Après échange avec Emile Bollaert, Délégué général en titre et sur l'intercession d'Antoine Avinin, semble-t-il, la question est finalement traitée par Jacques Bingen, alors adjoint de Claude Serreules. L'accord est conclu lors de la réunion, tenue le 23 octobre 1943, au 4 rue Girardon à Paris. Très large (24 sièges), le "Comité parisien de libération" - Max André tenait beaucoup, semble-t-il, à voir préciser de la Libération [A.Tollet, Ma traversée, p.50] -, qu'intronise la séance fondatrice est une synthèse originale des propositions d'André Tollet, des instructions de Londres et du contre-projet du comité central des mouvements.
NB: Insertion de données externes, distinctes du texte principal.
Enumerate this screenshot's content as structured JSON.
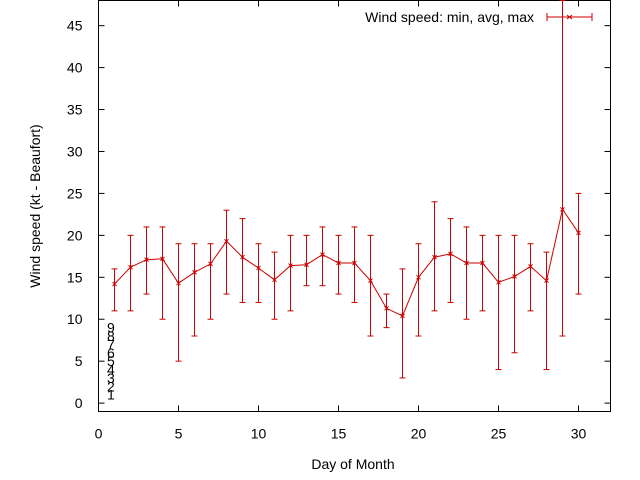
{
  "chart_data": {
    "type": "line",
    "title": "",
    "xlabel": "Day of Month",
    "ylabel": "Wind speed (kt - Beaufort)",
    "xlim": [
      0,
      32
    ],
    "ylim": [
      -1,
      48
    ],
    "x_ticks": [
      0,
      5,
      10,
      15,
      20,
      25,
      30
    ],
    "y_ticks": [
      0,
      5,
      10,
      15,
      20,
      25,
      30,
      35,
      40,
      45
    ],
    "grid": false,
    "legend_position": "top-right",
    "series_color": "#cc0000",
    "beaufort_labels": [
      {
        "value": 1,
        "label": "1"
      },
      {
        "value": 2,
        "label": "2"
      },
      {
        "value": 3,
        "label": "3"
      },
      {
        "value": 4,
        "label": "4"
      },
      {
        "value": 5,
        "label": "5"
      },
      {
        "value": 6,
        "label": "6"
      },
      {
        "value": 7,
        "label": "7"
      },
      {
        "value": 8,
        "label": "8"
      },
      {
        "value": 9,
        "label": "9"
      }
    ],
    "series": [
      {
        "name": "Wind speed: min, avg, max",
        "x": [
          1,
          2,
          3,
          4,
          5,
          6,
          7,
          8,
          9,
          10,
          11,
          12,
          13,
          14,
          15,
          16,
          17,
          18,
          19,
          20,
          21,
          22,
          23,
          24,
          25,
          26,
          27,
          28,
          29,
          30
        ],
        "avg": [
          14.2,
          16.2,
          17.1,
          17.2,
          14.3,
          15.6,
          16.6,
          19.3,
          17.4,
          16.1,
          14.7,
          16.4,
          16.5,
          17.7,
          16.7,
          16.7,
          14.6,
          11.3,
          10.4,
          15.0,
          17.4,
          17.8,
          16.7,
          16.7,
          14.4,
          15.1,
          16.3,
          14.6,
          23.1,
          20.3
        ],
        "min": [
          11,
          11,
          13,
          10,
          5,
          8,
          10,
          13,
          12,
          12,
          10,
          11,
          14,
          14,
          13,
          12,
          8,
          9,
          3,
          8,
          11,
          12,
          10,
          11,
          4,
          6,
          11,
          4,
          8,
          13
        ],
        "max": [
          16,
          20,
          21,
          21,
          19,
          19,
          19,
          23,
          22,
          19,
          18,
          20,
          20,
          21,
          20,
          21,
          20,
          13,
          16,
          19,
          24,
          22,
          21,
          20,
          20,
          20,
          19,
          18,
          48,
          25
        ]
      }
    ]
  }
}
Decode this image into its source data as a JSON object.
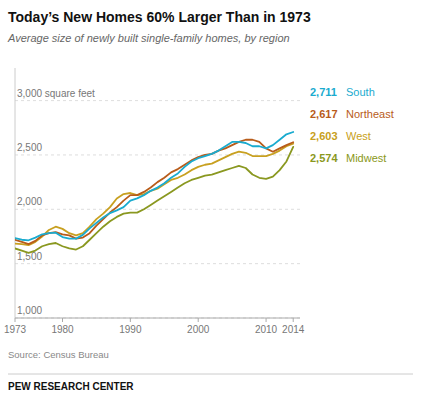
{
  "chart_data": {
    "type": "line",
    "title": "Today’s New Homes 60% Larger Than in 1973",
    "subtitle": "Average size of newly built single-family homes, by region",
    "annotations": [
      "Source: Census Bureau",
      "PEW RESEARCH CENTER"
    ],
    "x": [
      1973,
      1974,
      1975,
      1976,
      1977,
      1978,
      1979,
      1980,
      1981,
      1982,
      1983,
      1984,
      1985,
      1986,
      1987,
      1988,
      1989,
      1990,
      1991,
      1992,
      1993,
      1994,
      1995,
      1996,
      1997,
      1998,
      1999,
      2000,
      2001,
      2002,
      2003,
      2004,
      2005,
      2006,
      2007,
      2008,
      2009,
      2010,
      2011,
      2012,
      2013,
      2014
    ],
    "xlim": [
      1973,
      2015
    ],
    "xticks": [
      1973,
      1980,
      1990,
      2000,
      2010,
      2014
    ],
    "ylim": [
      1000,
      3300
    ],
    "yticks": [
      {
        "value": 1000,
        "label": "1,000"
      },
      {
        "value": 1500,
        "label": "1,500"
      },
      {
        "value": 2000,
        "label": "2,000"
      },
      {
        "value": 2500,
        "label": "2,500"
      },
      {
        "value": 3000,
        "label": "3,000 square feet"
      }
    ],
    "grid": true,
    "legend": "right",
    "series": [
      {
        "name": "South",
        "color": "#1aabcf",
        "values": [
          1735,
          1720,
          1715,
          1740,
          1770,
          1780,
          1785,
          1745,
          1730,
          1730,
          1765,
          1825,
          1875,
          1925,
          1965,
          1990,
          2020,
          2080,
          2100,
          2130,
          2170,
          2200,
          2240,
          2290,
          2330,
          2390,
          2440,
          2470,
          2490,
          2510,
          2540,
          2580,
          2620,
          2620,
          2610,
          2580,
          2580,
          2560,
          2590,
          2640,
          2690,
          2711
        ],
        "value_labels": [
          null,
          null,
          null,
          null,
          null,
          null,
          null,
          null,
          null,
          null,
          null,
          null,
          null,
          null,
          null,
          null,
          null,
          null,
          null,
          null,
          null,
          null,
          null,
          null,
          null,
          null,
          null,
          null,
          null,
          null,
          null,
          null,
          null,
          null,
          null,
          null,
          null,
          null,
          null,
          null,
          null,
          "2,711"
        ]
      },
      {
        "name": "Northeast",
        "color": "#b85c1a",
        "values": [
          1720,
          1700,
          1680,
          1710,
          1760,
          1780,
          1790,
          1770,
          1760,
          1730,
          1740,
          1780,
          1850,
          1910,
          1970,
          2020,
          2080,
          2130,
          2130,
          2160,
          2200,
          2250,
          2290,
          2340,
          2370,
          2410,
          2450,
          2480,
          2500,
          2510,
          2540,
          2560,
          2590,
          2620,
          2640,
          2640,
          2620,
          2560,
          2530,
          2560,
          2590,
          2617
        ],
        "value_labels": [
          null,
          null,
          null,
          null,
          null,
          null,
          null,
          null,
          null,
          null,
          null,
          null,
          null,
          null,
          null,
          null,
          null,
          null,
          null,
          null,
          null,
          null,
          null,
          null,
          null,
          null,
          null,
          null,
          null,
          null,
          null,
          null,
          null,
          null,
          null,
          null,
          null,
          null,
          null,
          null,
          null,
          "2,617"
        ]
      },
      {
        "name": "West",
        "color": "#c8a020",
        "values": [
          1685,
          1680,
          1670,
          1700,
          1750,
          1810,
          1840,
          1820,
          1780,
          1760,
          1780,
          1840,
          1910,
          1960,
          2020,
          2100,
          2140,
          2150,
          2130,
          2140,
          2170,
          2190,
          2230,
          2270,
          2290,
          2320,
          2360,
          2390,
          2410,
          2420,
          2450,
          2480,
          2510,
          2530,
          2520,
          2490,
          2490,
          2490,
          2510,
          2540,
          2580,
          2603
        ],
        "value_labels": [
          null,
          null,
          null,
          null,
          null,
          null,
          null,
          null,
          null,
          null,
          null,
          null,
          null,
          null,
          null,
          null,
          null,
          null,
          null,
          null,
          null,
          null,
          null,
          null,
          null,
          null,
          null,
          null,
          null,
          null,
          null,
          null,
          null,
          null,
          null,
          null,
          null,
          null,
          null,
          null,
          null,
          "2,603"
        ]
      },
      {
        "name": "Midwest",
        "color": "#8a9820",
        "values": [
          1640,
          1620,
          1600,
          1620,
          1660,
          1680,
          1690,
          1660,
          1640,
          1630,
          1660,
          1720,
          1780,
          1840,
          1890,
          1930,
          1960,
          1970,
          1970,
          2000,
          2040,
          2080,
          2120,
          2160,
          2200,
          2240,
          2270,
          2290,
          2310,
          2320,
          2340,
          2360,
          2380,
          2400,
          2380,
          2320,
          2290,
          2280,
          2300,
          2360,
          2440,
          2574
        ],
        "value_labels": [
          null,
          null,
          null,
          null,
          null,
          null,
          null,
          null,
          null,
          null,
          null,
          null,
          null,
          null,
          null,
          null,
          null,
          null,
          null,
          null,
          null,
          null,
          null,
          null,
          null,
          null,
          null,
          null,
          null,
          null,
          null,
          null,
          null,
          null,
          null,
          null,
          null,
          null,
          null,
          null,
          null,
          "2,574"
        ]
      }
    ]
  }
}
Le CPL entend associer mouvements (FN, OCM, CDLL, CDLR, Libération-Nord, Résistance, Défense de la France), partis (PCF, PS, Radicaux-Socialistes, Démocrates-Chrétiens, Alliance démocratique et URD) et syndicats (Union des syndicats de la Région parisienne, CFTC, Comités populaires), mais aussi FTP, formations socioprofessionnelles (UFF, Assistance française, FUJP - 5) et, à titre consultatif, Barreau de Paris, Faculté de Médecine, Université, Institut. En revanche, le CPL ne panache pas les références : il se place sous l'autorité du seul CNR [tract du CPL, 22/10/43]. Enfin, la composition du bureau - Union des syndicats de la Seine, FN, OCM, CDLR, Libération-Nord, PCF - et l'attribution de la présidence à André Tollet satisfont les principales exigences des syndicats et du PCF, même si l'autorité du CPL a finalement été limitée au département de la Seine comme le préconisaient le Comité central des mouvements et Claude Serreules. Cet accord modélise bientôt une tendance 'zone Nord' à constituer des CDL respectant à la fois le cap 'action' défini par le comité central des mouvements - en particulier le 20 octobre 1943 - et l'allégeance au CNR exigée par la délégation générale. Toutefois, le rôle moteur reconnu aux syndicats reste une exception parisienne : c'est au FN qu'il revient de présider les CDL de Seine-et-Marne (Marc Hémery) et de Seine-et-Oise (Serge Lefranc), respectivement constitués en janvier et mars 1944.

 


Extrait de la notice de Daniel Virieux consacrée au CPL, DVD-ROM La Résistance en Ile-de-France, AERI, 2005.